Predicting long-term production from shale gas reservoirs has been a major challenge for the petroleum industry. To better understand how production profiles are likely to evolve with time, we have conducted laboratory experiments examining the effects of confining stress and pore pressure on permeability. Experiments were carried out on intact core samples from the Barnett, Eagle Ford, Marcellus and Montney shale reservoirs. The methodology used to measure permeability allows us to separate the reduction of permeability with depletion (due to the resultant increase in effective confining stress) from the increase in permeability associated with Knudsen diffusion and molecular slippage (also known as Klinkenberg) effects at very low pore pressure. By separating these effects, we are able to estimate the relative contribution of both Darcy and diffusive fluxes to total flow in depleted reservoirs. Our data show that the effective permeability of the rock is significantly enhanced at very low pore pressures (<1000 psi) because of the slippage effects. We utilize the magnitude of the Klinkenberg effect to estimate the effective aperture of the flow paths within the samples, and compare these estimates to SEM image observations. Our results suggest effective flow paths to be on the order from tens of nanometers in most samples to 100–200 nanometers in a relatively high-permeability Eagle Ford sample. Finally, to gain insight on the scale dependence of permeability measurements, we crushed the same core plugs and measured permeability again at the particle scale. The results show much lower permeability than the intact core samples, with very little correlation to the measurements on the larger cores.
A common characteristic of all shale gas reservoirs is their extremely low intrinsic permeability. To produce gas at any significant rate, the rock must first be hydraulically fractured to expose additional surface area and provide greater contact with the reservoir. While fracture properties (both natural and induced) may dominate reservoir performance early in the life of a well, it is the matrix properties that control how a well will perform over longer periods of time. This study focuses on the fluid flow properties of the matrix.

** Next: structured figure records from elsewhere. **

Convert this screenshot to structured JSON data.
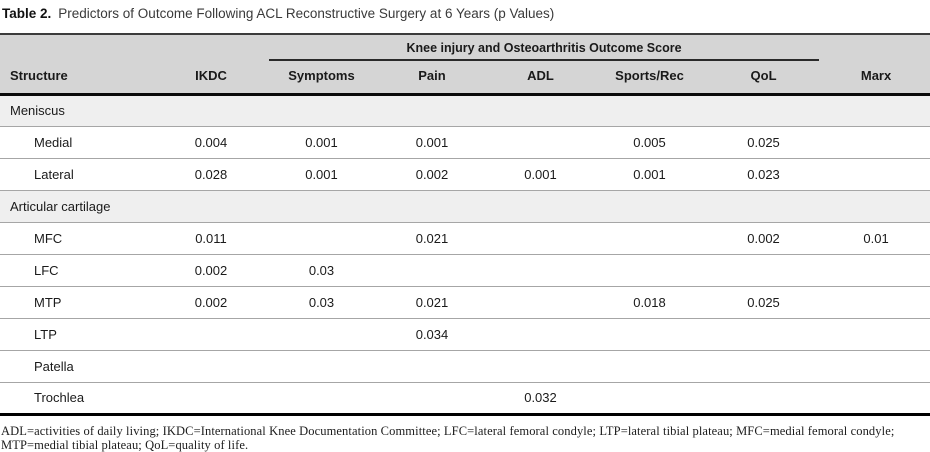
{
  "title": {
    "label": "Table 2.",
    "text": "Predictors of Outcome Following ACL Reconstructive Surgery at 6 Years (p Values)"
  },
  "table": {
    "spanner": "Knee injury and Osteoarthritis Outcome Score",
    "columns": [
      "Structure",
      "IKDC",
      "Symptoms",
      "Pain",
      "ADL",
      "Sports/Rec",
      "QoL",
      "Marx"
    ],
    "rows": [
      {
        "type": "section",
        "label": "Meniscus",
        "values": [
          "",
          "",
          "",
          "",
          "",
          "",
          ""
        ]
      },
      {
        "type": "data",
        "label": "Medial",
        "values": [
          "0.004",
          "0.001",
          "0.001",
          "",
          "0.005",
          "0.025",
          ""
        ]
      },
      {
        "type": "data",
        "label": "Lateral",
        "values": [
          "0.028",
          "0.001",
          "0.002",
          "0.001",
          "0.001",
          "0.023",
          ""
        ]
      },
      {
        "type": "section",
        "label": "Articular cartilage",
        "values": [
          "",
          "",
          "",
          "",
          "",
          "",
          ""
        ]
      },
      {
        "type": "data",
        "label": "MFC",
        "values": [
          "0.011",
          "",
          "0.021",
          "",
          "",
          "0.002",
          "0.01"
        ]
      },
      {
        "type": "data",
        "label": "LFC",
        "values": [
          "0.002",
          "0.03",
          "",
          "",
          "",
          "",
          ""
        ]
      },
      {
        "type": "data",
        "label": "MTP",
        "values": [
          "0.002",
          "0.03",
          "0.021",
          "",
          "0.018",
          "0.025",
          ""
        ]
      },
      {
        "type": "data",
        "label": "LTP",
        "values": [
          "",
          "",
          "0.034",
          "",
          "",
          "",
          ""
        ]
      },
      {
        "type": "data",
        "label": "Patella",
        "values": [
          "",
          "",
          "",
          "",
          "",
          "",
          ""
        ]
      },
      {
        "type": "data",
        "label": "Trochlea",
        "values": [
          "",
          "",
          "",
          "0.032",
          "",
          "",
          ""
        ]
      }
    ]
  },
  "footnote": "ADL=activities of daily living; IKDC=International Knee Documentation Committee; LFC=lateral femoral condyle; LTP=lateral tibial plateau; MFC=medial femoral condyle; MTP=medial tibial plateau; QoL=quality of life.",
  "colors": {
    "header_bg": "#d5d5d5",
    "section_bg": "#efefef",
    "border_dark": "#000000",
    "row_line": "#a6a6a6"
  }
}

Understanding in-situ matrix permeability and how it evolves with depletion is a major challenge to shale-gas-reservoir characterization and is essential for accurate production forecasting. Therefore, there have been many research efforts to date aimed at this topic. Several of these studies have involved measuring the impacts of stress on matrix permeability. For example, Bustin et al. (2008) measured the sensitivity of permeability to confining pressure at a single pore pressure. In contrast, Kang et al. (2010) measured sensitivity of permeability to pore pressure at a single confining pressure. Kwon et al. (2001) measured intact plug permeability over a range of both pore and confining pressures. Other efforts have aimed at profiling permeability along a well log or length of core. For example, Yang and Aplin (2009) developed a permeability porosity relationship for mudstones using a large permeability data set consisting of both measured values and estimates based on clay content and pore size distribution; however, they did not investigate confining and pore pressure effects. Clarkson et al. (2012) developed a method for profiling permeability along a shale core sample, which was calibrated using pulse permeability measurements on plugs. Finally, several studies have involved efforts to perform rapid permeability on crushed shale samples (GRI, 1989; Luffel et al., 1993; Egermann et al., 2003; Cui et al., 2009).